The patch achieves this by leveraging RoaringBitmap, a data structure optimized for storing and manipulating sets of 64-bit integers with good compression and performance. The extension includes the necessary components for integrating this functionality into Druid's query processing engine.
Exact Count Aggregation
The core of this PR is the implementation of an exact count aggregator using RoaringBitmap64.
-
Behavioral aspects:
The aggregator is invoked via the
bitmap64ExactCounttype in native queries or a corresponding SQL function. It's designed to ingest values from any dimension as long as they are of typelong.- Configuration is minimal.
- Empty inputs or all-null inputs correctly result in a count of 0.
- String columns are not supported.
Integration Tests
- Changed
./it.shto also includeextension-contribpackages when building Druid image. - Added IT for druid-exact-count.
Differences with Distinct Count Aggregator
| Exact Count | Distinct Count |
|---|---|
| No prerequisites to configuring hash partition, segment granularity | Prerequisites needed to perform aggregation |
| Works on 64-bit number columns only (BIGINT) | Works on dimension columns (Including Strings, Complex Types, etc) |
Release note
Introduced a new extension druid-exact-count which provides an aggregator BITMAP64_EXACT_COUNT(columnName) for computing exact distinct counts on numerical columns.
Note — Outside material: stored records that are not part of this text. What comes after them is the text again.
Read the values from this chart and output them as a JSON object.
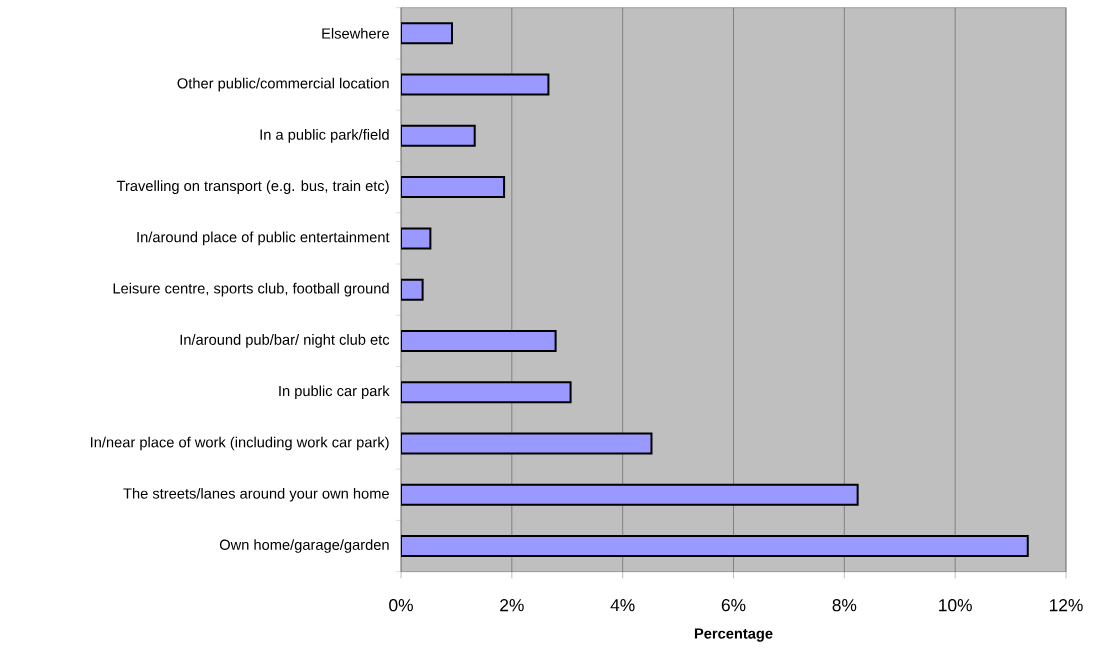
{
  "chart_data": {
    "type": "bar",
    "orientation": "horizontal",
    "xlabel": "Percentage",
    "categories": [
      "Elsewhere",
      "Other public/commercial location",
      "In a public park/field",
      "Travelling on transport (e.g. bus, train etc)",
      "In/around place of public entertainment",
      "Leisure centre, sports club, football ground",
      "In/around pub/bar/ night club etc",
      "In public car park",
      "In/near place of work (including work car park)",
      "The streets/lanes around your own home",
      "Own home/garage/garden"
    ],
    "values": [
      0.92,
      2.66,
      1.33,
      1.86,
      0.53,
      0.39,
      2.79,
      3.06,
      4.52,
      8.24,
      11.31
    ],
    "color": "#9999ff",
    "xlim": [
      0,
      12
    ],
    "xticks": [
      {
        "value": 0,
        "label": "0%"
      },
      {
        "value": 2,
        "label": "2%"
      },
      {
        "value": 4,
        "label": "4%"
      },
      {
        "value": 6,
        "label": "6%"
      },
      {
        "value": 8,
        "label": "8%"
      },
      {
        "value": 10,
        "label": "10%"
      },
      {
        "value": 12,
        "label": "12%"
      }
    ],
    "grid": "x"
  }
}
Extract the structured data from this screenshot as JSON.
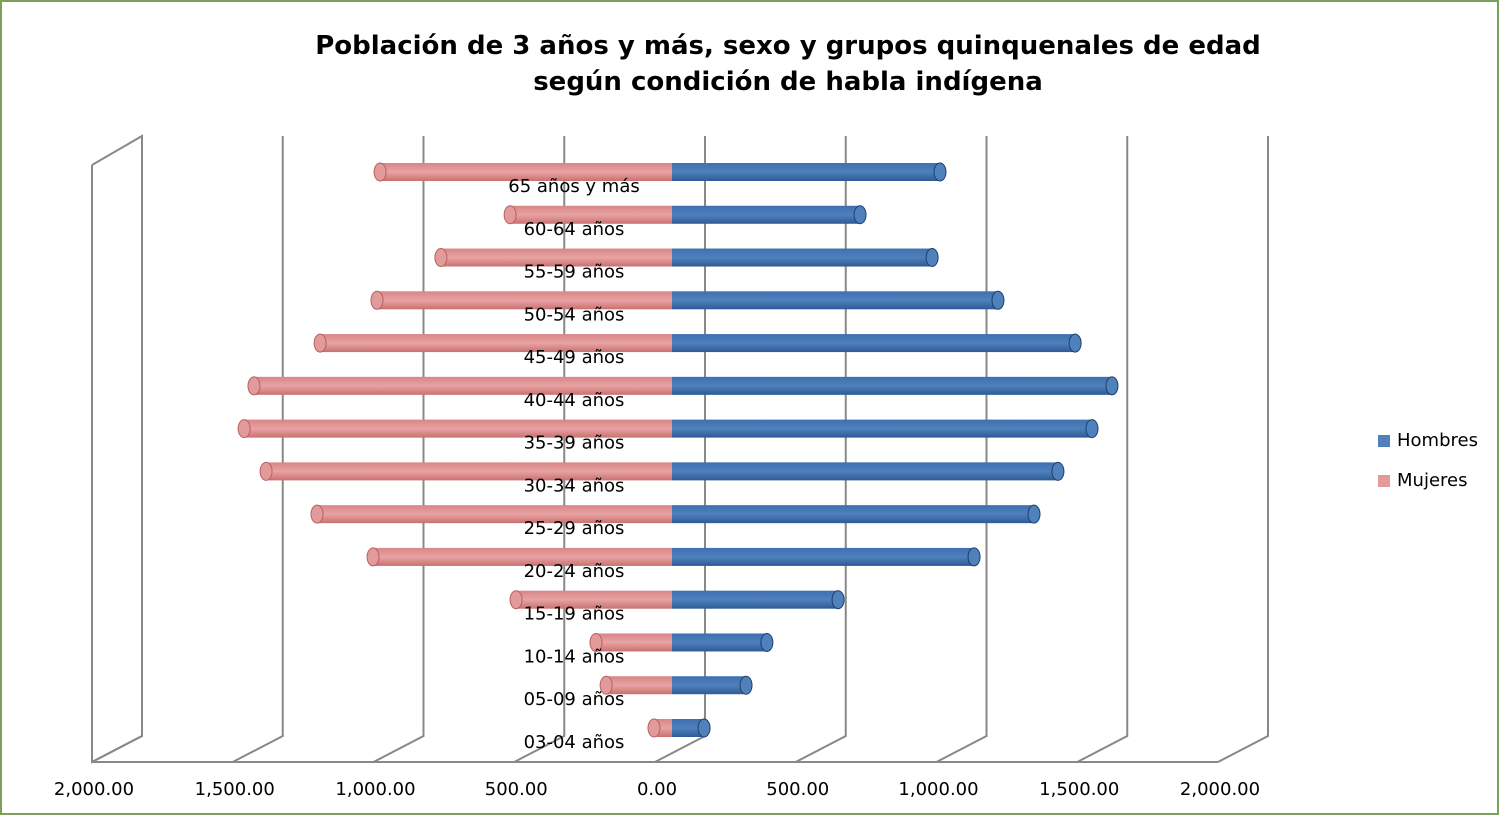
{
  "chart_data": {
    "type": "bar",
    "orientation": "horizontal",
    "stacked": true,
    "title": "Población de 3 años y más, sexo y grupos quinquenales de edad según condición de habla indígena",
    "categories": [
      "03-04 años",
      "05-09 años",
      "10-14 años",
      "15-19 años",
      "20-24 años",
      "25-29 años",
      "30-34 años",
      "35-39 años",
      "40-44 años",
      "45-49 años",
      "50-54 años",
      "55-59 años",
      "60-64 años",
      "65 años y más"
    ],
    "series": [
      {
        "name": "Hombres",
        "color": "#4f81bd",
        "values": [
          114,
          263,
          337,
          590,
          1073,
          1286,
          1371,
          1492,
          1563,
          1432,
          1158,
          924,
          668,
          952
        ]
      },
      {
        "name": "Mujeres",
        "color": "#e39a9a",
        "values": [
          -64,
          -234,
          -270,
          -554,
          -1062,
          -1261,
          -1442,
          -1520,
          -1485,
          -1250,
          -1048,
          -821,
          -575,
          -1037
        ]
      }
    ],
    "xlim": [
      -2000,
      2000
    ],
    "xticks": [
      {
        "value": -2000,
        "label": "2,000.00"
      },
      {
        "value": -1500,
        "label": "1,500.00"
      },
      {
        "value": -1000,
        "label": "1,000.00"
      },
      {
        "value": -500,
        "label": "500.00"
      },
      {
        "value": 0,
        "label": "0.00"
      },
      {
        "value": 500,
        "label": "500.00"
      },
      {
        "value": 1000,
        "label": "1,000.00"
      },
      {
        "value": 1500,
        "label": "1,500.00"
      },
      {
        "value": 2000,
        "label": "2,000.00"
      }
    ],
    "grid": true,
    "legend": "right"
  }
}
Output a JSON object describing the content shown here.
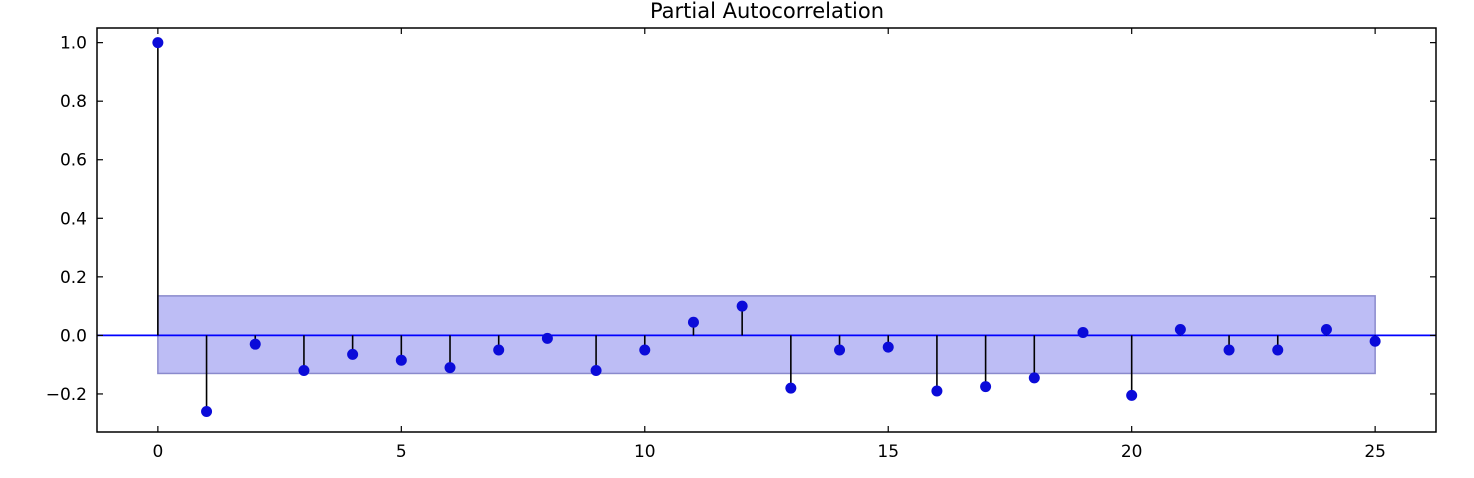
{
  "chart_data": {
    "type": "stem",
    "title": "Partial Autocorrelation",
    "xlabel": "",
    "ylabel": "",
    "xlim": [
      -1.25,
      26.25
    ],
    "ylim": [
      -0.33,
      1.05
    ],
    "x_ticks": [
      0,
      5,
      10,
      15,
      20,
      25
    ],
    "x_tick_labels": [
      "0",
      "5",
      "10",
      "15",
      "20",
      "25"
    ],
    "y_ticks": [
      1.0,
      0.8,
      0.6,
      0.4,
      0.2,
      0.0,
      -0.2
    ],
    "y_tick_labels": [
      "1.0",
      "0.8",
      "0.6",
      "0.4",
      "0.2",
      "0.0",
      "−0.2"
    ],
    "lags": [
      0,
      1,
      2,
      3,
      4,
      5,
      6,
      7,
      8,
      9,
      10,
      11,
      12,
      13,
      14,
      15,
      16,
      17,
      18,
      19,
      20,
      21,
      22,
      23,
      24,
      25
    ],
    "values": [
      1.0,
      -0.26,
      -0.03,
      -0.12,
      -0.065,
      -0.085,
      -0.11,
      -0.05,
      -0.01,
      -0.12,
      -0.05,
      0.045,
      0.1,
      -0.18,
      -0.05,
      -0.04,
      -0.19,
      -0.175,
      -0.145,
      0.01,
      -0.205,
      0.02,
      -0.05,
      -0.05,
      0.02,
      -0.02
    ],
    "confidence_band": {
      "x_range": [
        0,
        25
      ],
      "lower": -0.13,
      "upper": 0.135
    },
    "zero_line": 0,
    "grid": false,
    "colors": {
      "marker": "#0b0bd9",
      "stem": "#000000",
      "zero_line": "#0000ff",
      "band_fill": "#bdbdf5",
      "band_edge": "#8a8acc"
    }
  }
}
Key changed/added classes in this PR
-
Bitmap64ExactCountAggregatorFactory -
Bitmap64ExactCountBuildAggregatorFactory -
Bitmap64ExactCountMergeAggregatorFactory -
Bitmap64ExactCountBuildAggregator -
Bitmap64ExactCountMergeAggregator -
Bitmap64ExactCountBuildBufferAggregator -
Bitmap64ExactCountMergeBufferAggregator -
RoaringBitmap64Counter -
Bitmap64interface, for extensibility when newer/faster bitmap functions are introduced. -
Bitmap64ExactCountBuildComplexMetricSerde -
Bitmap64ExactCountMergeComplexMetricSerde -
Bitmap64ExactCountModule -
Bitmap64ExactCountPostAggregator -
Bitmap64ExactCountSqlAggregator -
it.sh - Docs @
druid-exact-count.md - Integration Test files
This PR has:
- [x] been self-reviewed.
- [x] added documentation for new or modified features or behaviors.
- [x] a release note entry in the PR description.
- [x] added Javadocs for most classes and all non-trivial methods. Linked related entities via Javadoc links.
- [x] added or updated version, license, or notice information in licenses.yaml
- [x] added unit tests or modified existing tests to cover new code paths, ensuring the threshold for code coverage is met.
- [x] added integration tests.
- [x] been tested in a test Druid cluster.
@FrankChen021 Thanks for the feedback, I have added Integration tests by allowing CI to build Druid image with all extension-contrib packages.
Added examples for Bitmap64ExactCountBuild + Bitmap64ExactCountMerge from rolled-up Bitmap64 columns. Please take a look again.